Maybe you have a friend or a loved one who is in danger. What can you do?
“I tried to make her get away from her boyfriend, but she just stopped answering my calls, or would make excuses about getting together. Doesn’t she know how dangerous he is?”
It can be frustrating and painful to see your loved ones in danger. Remember the SOS hotline is not just for direct victims of abuse – you can call and talk to someone to learn more about what you can do to help your friend.
Call the SOS hotline at 620-342-7943 24 hours a day, 7 days a week.
Encourage him or her to participate in activities outside of the relationship with friends and family. If he or she ends the relationship, continue to be supportive of them. Even though the relationship was abusive, your friend or family member may still feel sad and lonely once it is over. He or she will need time to mourn the relationship and will especially need your support at that time.
Help him or her to develop a safety plan.

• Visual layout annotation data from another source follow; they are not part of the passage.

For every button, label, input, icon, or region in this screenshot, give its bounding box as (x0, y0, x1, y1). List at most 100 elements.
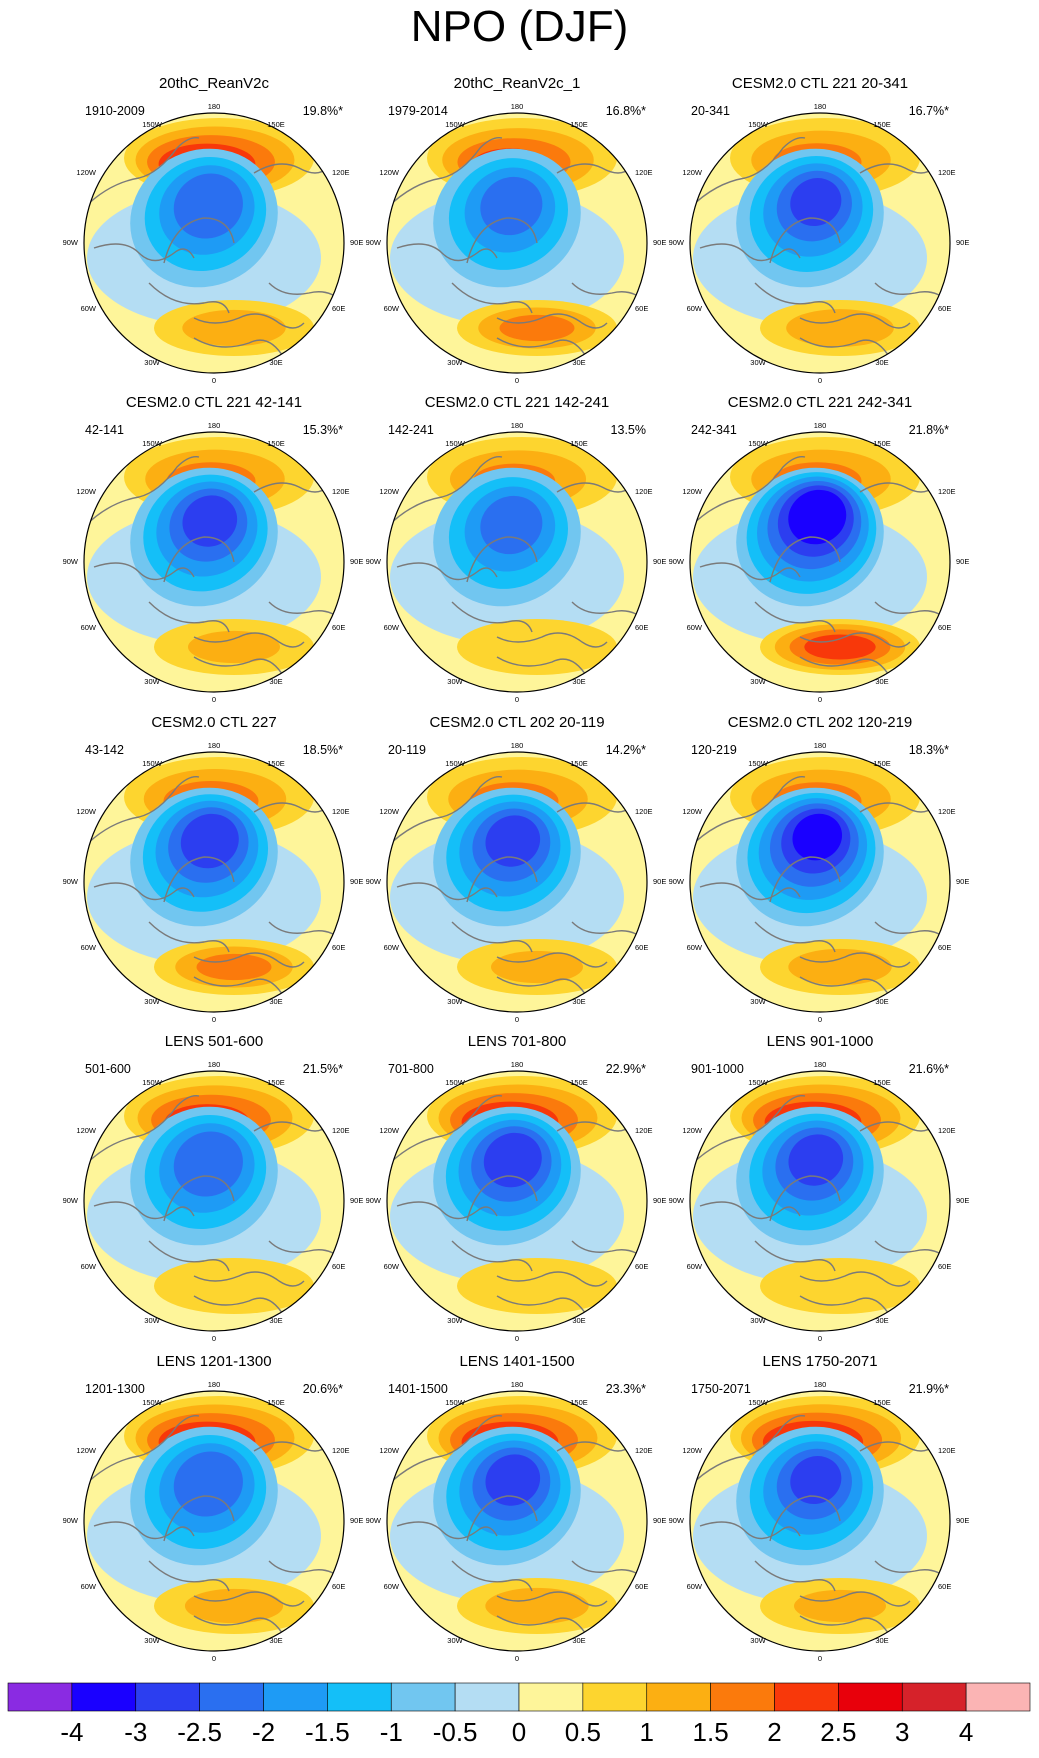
negative-contour (483, 1132, 542, 1188)
panel-variance: 18.5%* (303, 743, 343, 757)
colorbar-label: 2 (767, 1717, 781, 1747)
coastline (163, 536, 235, 583)
longitude-label: 150E (267, 1398, 285, 1407)
longitude-label: 150E (873, 120, 891, 129)
panel-variance: 14.2%* (606, 743, 646, 757)
longitude-label: 60E (938, 1262, 951, 1271)
map-panel: 180 150W 150E 120W 120E 90W 90E 60W 60E 30W 30E 0 20… (366, 75, 667, 385)
colorbar-label: -1 (380, 1717, 403, 1747)
anomaly-field (690, 1391, 950, 1651)
colorbar-label: 2.5 (820, 1717, 856, 1747)
colorbar-swatch (965, 1682, 1031, 1712)
longitude-label: 150E (267, 1078, 285, 1087)
longitude-label: 60W (384, 304, 400, 313)
longitude-label: 150W (748, 759, 769, 768)
positive-contour (457, 619, 617, 675)
coastline (466, 536, 538, 583)
colorbar-swatch (901, 1682, 967, 1712)
longitude-label: 90E (653, 1196, 666, 1205)
longitude-label: 30W (750, 997, 766, 1006)
coastline (466, 217, 538, 264)
coastline (148, 601, 230, 633)
map-panel: 180 150W 150E 120W 120E 90W 90E 60W 60E 30W 30E 0 20… (63, 75, 364, 385)
colorbar-swatch (135, 1682, 200, 1712)
map-boundary (83, 431, 345, 693)
map-panel: 180 150W 150E 120W 120E 90W 90E 60W 60E 30W 30E 0 CE… (63, 394, 364, 704)
coastline (799, 313, 911, 329)
longitude-label: 90E (956, 1516, 969, 1525)
longitude-label: 180 (511, 102, 524, 111)
panel-variance: 16.7%* (909, 104, 949, 118)
longitude-label: 150E (873, 439, 891, 448)
longitude-label: 150W (748, 1398, 769, 1407)
longitude-label: 120W (682, 1446, 703, 1455)
longitude-label: 120E (635, 487, 653, 496)
negative-contour (485, 1454, 541, 1506)
longitude-label: 60W (81, 943, 97, 952)
longitude-label: 150W (445, 120, 466, 129)
longitude-label: 90E (350, 1516, 363, 1525)
longitude-label: 150W (142, 1398, 163, 1407)
coastline (193, 1271, 305, 1287)
coastline (799, 1271, 911, 1287)
longitude-label: 120W (682, 487, 703, 496)
longitude-label: 0 (212, 1334, 216, 1343)
longitude-label: 60E (332, 1262, 345, 1271)
longitude-label: 150E (873, 1398, 891, 1407)
longitude-label: 120E (635, 168, 653, 177)
map-boundary (386, 1390, 648, 1652)
anomaly-field (387, 1391, 647, 1651)
map-boundary (689, 1390, 951, 1652)
colorbar-label: -2.5 (177, 1717, 222, 1747)
longitude-label: 30E (572, 1636, 585, 1645)
longitude-label: 0 (515, 695, 519, 704)
longitude-label: 90W (366, 1196, 382, 1205)
coastline (396, 1201, 498, 1220)
coastline (699, 1201, 801, 1220)
longitude-label: 60W (687, 1582, 703, 1591)
coastline (799, 976, 891, 998)
longitude-label: 60W (384, 623, 400, 632)
panel-title: LENS 901-1000 (767, 1033, 874, 1050)
colorbar-label: -1.5 (305, 1717, 350, 1747)
longitude-label: 150W (142, 1078, 163, 1087)
panel-period: 20-119 (388, 743, 426, 757)
map-panel: 180 150W 150E 120W 120E 90W 90E 60W 60E 30W 30E 0 CE… (669, 394, 970, 704)
panel-variance: 21.8%* (909, 423, 949, 437)
positive-contour (794, 1589, 886, 1623)
anomaly-field (84, 113, 344, 373)
coastline (690, 456, 806, 528)
coastline (690, 137, 806, 209)
longitude-label: 150W (445, 439, 466, 448)
longitude-label: 90E (350, 877, 363, 886)
longitude-label: 120W (682, 1126, 703, 1135)
panel-variance: 16.8%* (606, 104, 646, 118)
longitude-label: 0 (818, 1015, 822, 1024)
panel-period: 1910-2009 (85, 104, 145, 118)
map-panel: 180 150W 150E 120W 120E 90W 90E 60W 60E 30W 30E 0 CE… (63, 714, 364, 1024)
coastline (799, 337, 891, 359)
longitude-label: 60W (81, 304, 97, 313)
coastline (193, 952, 305, 968)
coastline (754, 601, 836, 633)
map-boundary (83, 751, 345, 1013)
longitude-label: 60E (332, 304, 345, 313)
longitude-label: 0 (818, 695, 822, 704)
longitude-label: 120E (635, 1446, 653, 1455)
coastline (84, 456, 200, 528)
longitude-label: 0 (515, 376, 519, 385)
panel-title: LENS 501-600 (165, 1033, 263, 1050)
map-boundary (689, 431, 951, 693)
panel-title: CESM2.0 CTL 221 142-241 (425, 394, 610, 411)
colorbar-label: 0 (512, 1717, 526, 1747)
longitude-label: 30E (875, 1316, 888, 1325)
anomaly-field (84, 1391, 344, 1651)
negative-contour (182, 495, 238, 547)
longitude-label: 180 (208, 1380, 221, 1389)
longitude-label: 60E (332, 943, 345, 952)
coastline (148, 282, 230, 314)
longitude-label: 180 (814, 1380, 827, 1389)
panel-title: CESM2.0 CTL 221 20-341 (732, 75, 908, 92)
longitude-label: 90E (956, 877, 969, 886)
coastline (769, 1175, 841, 1222)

Be there for them. Encourage him or her to talk to people who can provide help and guidance. SOS provides free counseling or support groups.
Offer to go with him or her to talk to SOS. If he or she has to go to the police, court or a lawyer, offer to go along for moral support.
Accept that you cannot “rescue” him or her. Although it is difficult to see someone you care about get hurt, ultimately the person getting hurt has to be the one to decide that they want to do something about it. It’s important for you to support him or her and help them find a way to safety and peace.